Das Swamp ist genau mein Ding – eine Kneipe für Independentkultur und Fußballpassion. 1993 von Carmelo „Chico“ Policicchio eröffnet. Damals ist der SC Freiburg mit Volker Finke (seine Ikone hängt über dem Toilettengang-Eingang) als Zweitligameister in die Bundesliga aufgestiegen und konnte gleich das erste Heimspiel im Dreisamstadion gegen Wattenscheid (kennt heut kein Mensch mehr) 4:1 für sich entscheiden. Im November folgte ein spektakuläres 3:1 gegen Sir Erich Ribbecks Bayern (dreimal Uwe Wassmer, der samt seinem Vokuhila zwei Monate zuvor von Clublegende Achim Stocker per Handschlag für vergleichsweise lausige 200.000 Mark verpflichtet worden war). Was für ein gutes Jahr für Freiburg! Kein gutes Jahr für das Swamp war dann allerdings 2021, als Chico völlig überraschend mit 61 Jahren am Himmelstor angeklopft hat. R.I.P. und obwohl ich religions- und eso-mäßig ziemlich mau bin, hoffe ich doch sehr, dass es in diesem einem Fall ne Wiedergeburt gibt. Mehrfach am besten wie bei den Lamas in Tibet. Um das Swamp und vor allem seinen Spirit am Leben zu halten, wurde prompt der Verein Sumpfkultur e.V. gegründet. Note to myself: Nächste Woche Mitgliedsantrag hinschicken und Dauerauftrag für die 30 EUR im Jahr einrichten.
Zur ersten Band des Tages, Between Owls. Unter Eulen – da bin ich phänotypmäßig als notorischer Langschläfer und Spätaufsteher 100% richtig. Zur Vorbereitung habe ich die Rezension von niemand geringerem als Chico in der BZ gelesen, und Herrn Prof. Dr. h.c. mus. Carmello Policicchio kann und möchte ich nichts hinzufügen. Zum Release ihres bisher einzigen Albums „Wellness“ haben sie vor vier Jahren hier unter seinen Augen und Ohren gespielt, eh klar.
Dass die vier Eulen auf einfache Sachen stehen, wird alleine durch die Instrumentierung klar – zweimal Telecaster aus dem Hause Fender, ein minimales Drumset und auch der Epiphone-Bass besteht halt auch nur aus plusminus zwei Teilen Holz. Musikalisch machen sie es aber echt richtig gut – zweistimmiger Gesang in angenehmer Tonlage, sehr gefällige Melodien. Ab und zu ein Bottleneck auf der Gitarre lässt an diesem kalten Wintertag ein leichtes Sommer-Surf-Feeling aufkommen. Zwar nicht ganz so locker-flockig wie auf der LP aber ich finde das umso besser und bin schon gespannt, wie sich die Band weiterentwickelt und wie das neue Album dann klingt, das laut Ober-Eule Maggie noch in diesem Jahr rauskommen soll. Ich freu mich schon wie Bolle!

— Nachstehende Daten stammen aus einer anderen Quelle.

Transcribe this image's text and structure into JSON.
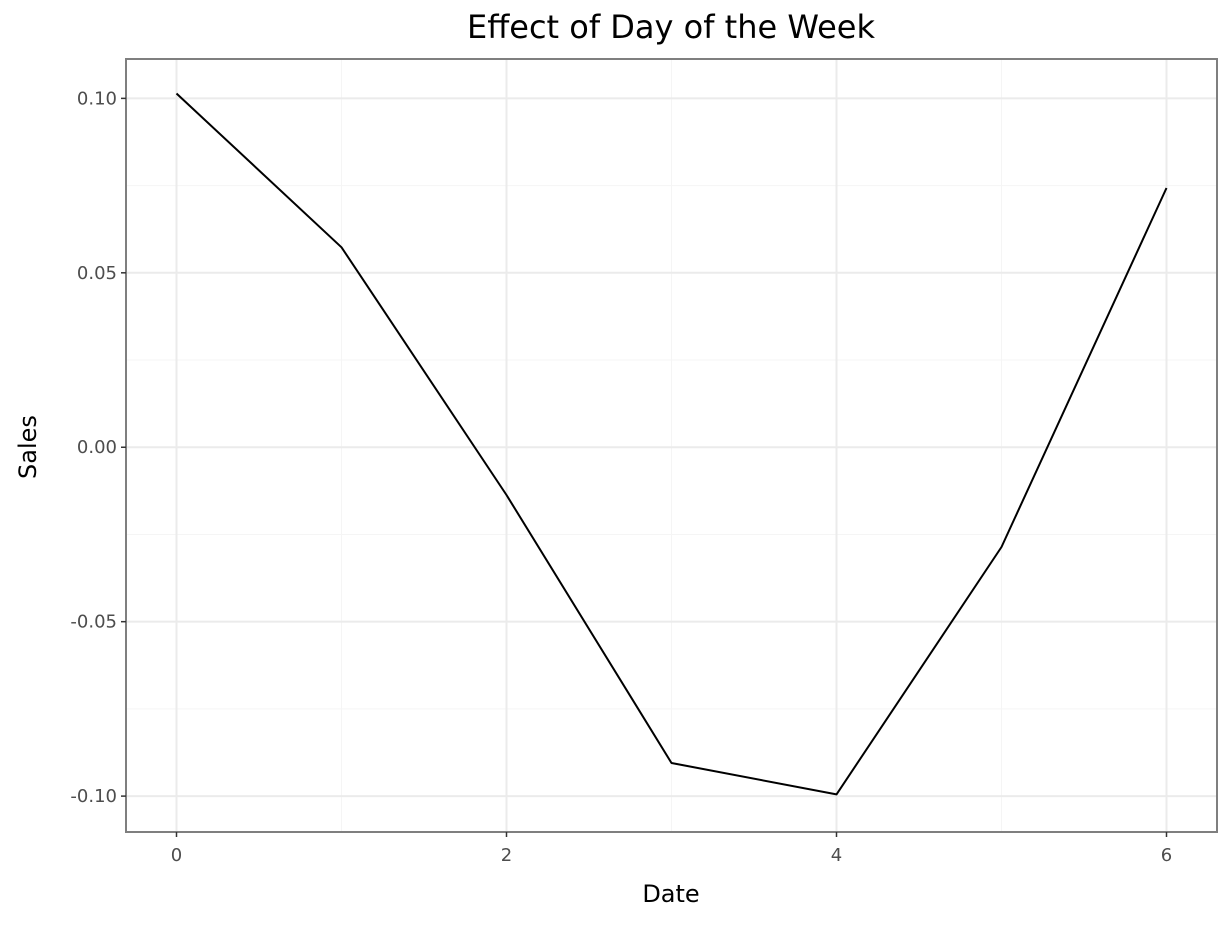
{
  "chart_data": {
    "type": "line",
    "title": "Effect of Day of the Week",
    "xlabel": "Date",
    "ylabel": "Sales",
    "x": [
      0,
      1,
      2,
      3,
      4,
      5,
      6
    ],
    "series": [
      {
        "values": [
          0.1014,
          0.0573,
          -0.0137,
          -0.0905,
          -0.0995,
          -0.0286,
          0.0743
        ]
      }
    ],
    "xlim": [
      -0.3,
      6.3
    ],
    "ylim": [
      -0.11,
      0.111
    ],
    "xticks": [
      0,
      2,
      4,
      6
    ],
    "xtick_labels": [
      "0",
      "2",
      "4",
      "6"
    ],
    "yticks": [
      0.1,
      0.05,
      0.0,
      -0.05,
      -0.1
    ],
    "ytick_labels": [
      "0.10",
      "0.05",
      "0.00",
      "-0.05",
      "-0.10"
    ],
    "x_minor_ticks": [
      1,
      3,
      5
    ],
    "y_minor_ticks": [
      0.075,
      0.025,
      -0.025,
      -0.075
    ],
    "grid": true,
    "legend": "none",
    "colors": {
      "line": "#000000",
      "panel_border": "#7f7f7f",
      "grid_major": "#ebebeb",
      "grid_minor": "#f5f5f5",
      "background": "#ffffff"
    }
  }
}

Vier neue Songs haben die Owls heutabend schon im Gepäck – einer davon (Dynamite) wird gleich als Singalong genutzt und das Freiburger Publikum intoniert wohlklingend. Während den Gitarren-Umstimm-Päuschen werden Schwänke aus der Jugend der Band wiedergegeben und Chefgitarrist Marc gibt sein wahrscheinlich über hunderte von Generationen verwurzeltes Alemannisch zum Besten. Beim „Hit“ Never Know wird trotz der sardinenbüchsenartigen Füllung des Swamp eifrig gedanced und gemoved dass es eine Freude ist. Mir gefällt das Set insgesamt sehr gut, die Band ist sympathisch und kommt hiermit amtlich-offiziell auf meine Beobachtungsliste.
Umbau- und Bierholpause. Die Jungs von Das Blanke Extrem haben – wie die Owls – ihren ersten Longplayer ebenfalls 2019 im Swamp vorgestellt. Inzwischen haben sie mit „Unheimlich Nette Leute“ das zweite Album im Köcher. Einszwodreivier los geht´s.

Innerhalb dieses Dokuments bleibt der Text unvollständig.